Poema - Pretty Speeches [REVIEW]

Poema – Pretty Speeches [REVIEW]

Poema’s Pretty Speeches is the rare perfectly titled record. On the surface, the EP from Nashville sisters Elle and Shealeen Puckett is all gorgeous instrumentation and haunting vocals, but the songs themselves are full of heartache, regret and the pain of the past. It’s a remarkably mature and sonically diverse record from a relatively new group, and shows that the duo has a tremendous future ahead of them.

The project begins with “Go Away,” a smooth, forthright track that highlights the Pucketts’ emotive voices, and the bright, sunny acoustic guitar that soaks the EP. But, as with the rest of Pretty Speeches, “Go Away” resonates deeper with repeat listens. The song builds to a hypnotic synth breakdown and then a beefed-up version of the chorus with glimmers of electric guitar as the lyrics about the frustration of a non-committal partner come full circle.
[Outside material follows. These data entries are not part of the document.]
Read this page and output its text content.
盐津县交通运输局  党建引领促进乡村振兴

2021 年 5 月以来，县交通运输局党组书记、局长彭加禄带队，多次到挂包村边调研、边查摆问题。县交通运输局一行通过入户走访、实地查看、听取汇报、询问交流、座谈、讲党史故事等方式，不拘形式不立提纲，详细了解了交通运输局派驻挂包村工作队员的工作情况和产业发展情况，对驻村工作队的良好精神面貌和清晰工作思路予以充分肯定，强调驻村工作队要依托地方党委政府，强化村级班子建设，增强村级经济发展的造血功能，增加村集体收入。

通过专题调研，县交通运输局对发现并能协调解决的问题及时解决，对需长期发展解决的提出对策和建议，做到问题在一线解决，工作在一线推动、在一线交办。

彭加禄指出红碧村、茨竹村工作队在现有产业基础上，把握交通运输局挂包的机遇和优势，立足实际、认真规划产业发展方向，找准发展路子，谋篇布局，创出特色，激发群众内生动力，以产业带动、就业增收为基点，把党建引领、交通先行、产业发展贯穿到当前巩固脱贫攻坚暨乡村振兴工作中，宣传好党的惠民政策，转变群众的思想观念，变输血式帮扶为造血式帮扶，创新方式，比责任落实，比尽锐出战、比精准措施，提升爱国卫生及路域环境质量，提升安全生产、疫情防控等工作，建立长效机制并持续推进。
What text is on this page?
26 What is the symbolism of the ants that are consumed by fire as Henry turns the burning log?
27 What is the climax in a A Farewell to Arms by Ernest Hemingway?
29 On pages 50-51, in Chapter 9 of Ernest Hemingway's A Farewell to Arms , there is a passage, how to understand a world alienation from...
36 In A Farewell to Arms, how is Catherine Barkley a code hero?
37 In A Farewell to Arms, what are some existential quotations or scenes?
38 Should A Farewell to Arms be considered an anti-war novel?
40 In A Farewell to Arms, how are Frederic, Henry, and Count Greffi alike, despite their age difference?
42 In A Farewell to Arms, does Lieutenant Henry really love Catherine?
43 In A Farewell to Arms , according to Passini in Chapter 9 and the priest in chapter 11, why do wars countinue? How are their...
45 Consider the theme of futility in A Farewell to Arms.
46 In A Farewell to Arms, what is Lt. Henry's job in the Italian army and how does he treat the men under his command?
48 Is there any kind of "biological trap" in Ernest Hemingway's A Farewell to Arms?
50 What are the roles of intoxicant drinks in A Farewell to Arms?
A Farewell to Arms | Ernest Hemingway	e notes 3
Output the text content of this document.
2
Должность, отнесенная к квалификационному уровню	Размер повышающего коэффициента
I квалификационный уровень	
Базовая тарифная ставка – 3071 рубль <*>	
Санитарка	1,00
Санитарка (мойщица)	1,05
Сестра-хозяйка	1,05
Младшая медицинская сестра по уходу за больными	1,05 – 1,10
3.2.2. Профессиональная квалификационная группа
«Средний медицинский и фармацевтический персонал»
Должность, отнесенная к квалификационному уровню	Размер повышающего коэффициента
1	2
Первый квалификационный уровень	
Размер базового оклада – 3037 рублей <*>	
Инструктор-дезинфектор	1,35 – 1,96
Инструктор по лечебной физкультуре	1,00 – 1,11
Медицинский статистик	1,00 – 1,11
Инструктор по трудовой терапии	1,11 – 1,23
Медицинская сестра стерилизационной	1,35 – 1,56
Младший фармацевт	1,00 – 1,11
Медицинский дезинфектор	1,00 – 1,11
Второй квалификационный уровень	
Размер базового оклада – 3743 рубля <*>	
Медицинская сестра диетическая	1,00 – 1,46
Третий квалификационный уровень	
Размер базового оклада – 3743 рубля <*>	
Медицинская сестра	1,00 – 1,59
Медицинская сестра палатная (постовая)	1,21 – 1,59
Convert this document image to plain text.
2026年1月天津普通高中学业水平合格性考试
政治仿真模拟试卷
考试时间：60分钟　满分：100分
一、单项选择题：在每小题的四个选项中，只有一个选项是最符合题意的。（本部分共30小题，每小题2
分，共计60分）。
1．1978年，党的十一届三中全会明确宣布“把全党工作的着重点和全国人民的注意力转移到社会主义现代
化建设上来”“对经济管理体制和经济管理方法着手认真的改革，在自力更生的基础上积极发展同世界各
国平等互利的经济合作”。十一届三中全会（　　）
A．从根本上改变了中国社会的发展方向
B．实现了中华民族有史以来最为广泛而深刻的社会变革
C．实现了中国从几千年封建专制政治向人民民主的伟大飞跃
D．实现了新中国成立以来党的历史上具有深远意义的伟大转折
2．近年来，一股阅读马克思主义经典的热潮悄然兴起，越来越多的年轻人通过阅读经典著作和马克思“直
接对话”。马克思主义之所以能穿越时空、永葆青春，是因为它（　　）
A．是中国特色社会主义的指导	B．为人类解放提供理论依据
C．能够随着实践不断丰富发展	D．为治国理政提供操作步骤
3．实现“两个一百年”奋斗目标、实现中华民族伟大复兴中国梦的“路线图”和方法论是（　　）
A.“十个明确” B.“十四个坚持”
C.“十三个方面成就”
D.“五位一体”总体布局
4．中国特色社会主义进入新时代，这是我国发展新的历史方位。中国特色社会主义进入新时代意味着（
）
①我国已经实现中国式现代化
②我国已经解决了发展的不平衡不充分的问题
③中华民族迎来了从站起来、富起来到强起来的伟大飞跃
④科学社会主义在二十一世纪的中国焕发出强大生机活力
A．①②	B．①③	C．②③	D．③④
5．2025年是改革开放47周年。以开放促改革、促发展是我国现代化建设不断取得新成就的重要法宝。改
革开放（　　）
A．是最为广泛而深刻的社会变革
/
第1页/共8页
“Enough Messing Around” follows a similar theme, but augments the familiar guitar with a bed of electric piano and some more freewheeling licks. There’s a self-awareness and intelligence to both the lyricism and delivery of Poema’s lyrics that elevates what could be a routine song about failed love into much more.

The breezy, easygoing sound has a certain 70s nostalgia to it, not unlike surefire comparison Haim, but Poema is not a group content just to capitalize off familiar sounds. The EP’s first single and best track, “Forget You in LA” has a surprisingly punchy bass line, and a much more contemporary indie sound that sounds a little like Broken Bells or Beach House. It’s a record about getting a fresh start, but there’s a degree of shimmering West Coast nostalgia that lets you know that such a thing may not truly be possible.

“Get to Me” demonstrates more sonic versatility, with a bossa nova drum rhythm, and even more strong guitar work. It doesn’t have quite the same heft as some of Pretty Speeches’ other tracks, but it’s a fun song that highlights the girls’ vocal harmonies well.

Pretty Speeches concludes with the magnificent ballad “Madeline.” The track begins practically as a suggestion, with the girls singing barely above a whisper and the faint sound of acoustic strumming in the background. But as the track progresses and the narrative crystallizes, the sound picks up, emerging with rolling drums and a wonderful mandolin flourish.

“Madeline” features Poema’s sharpest lyricism, it’s a rueful tale of deceit and a vivid picture of the titular character. The song breaks down into an unexpected Tobias Jesso, Jr. style piano solo at its conclusion and brings the EP to a moving close.

If Pretty Speeches is any indication, Poema has the potential to make a huge mark on music. Their sound is rooted in a slew of dynamic influences, and the sisters’ chemistry oozes out of every beat. Definitely keep these girls on your radar, and their new record playing.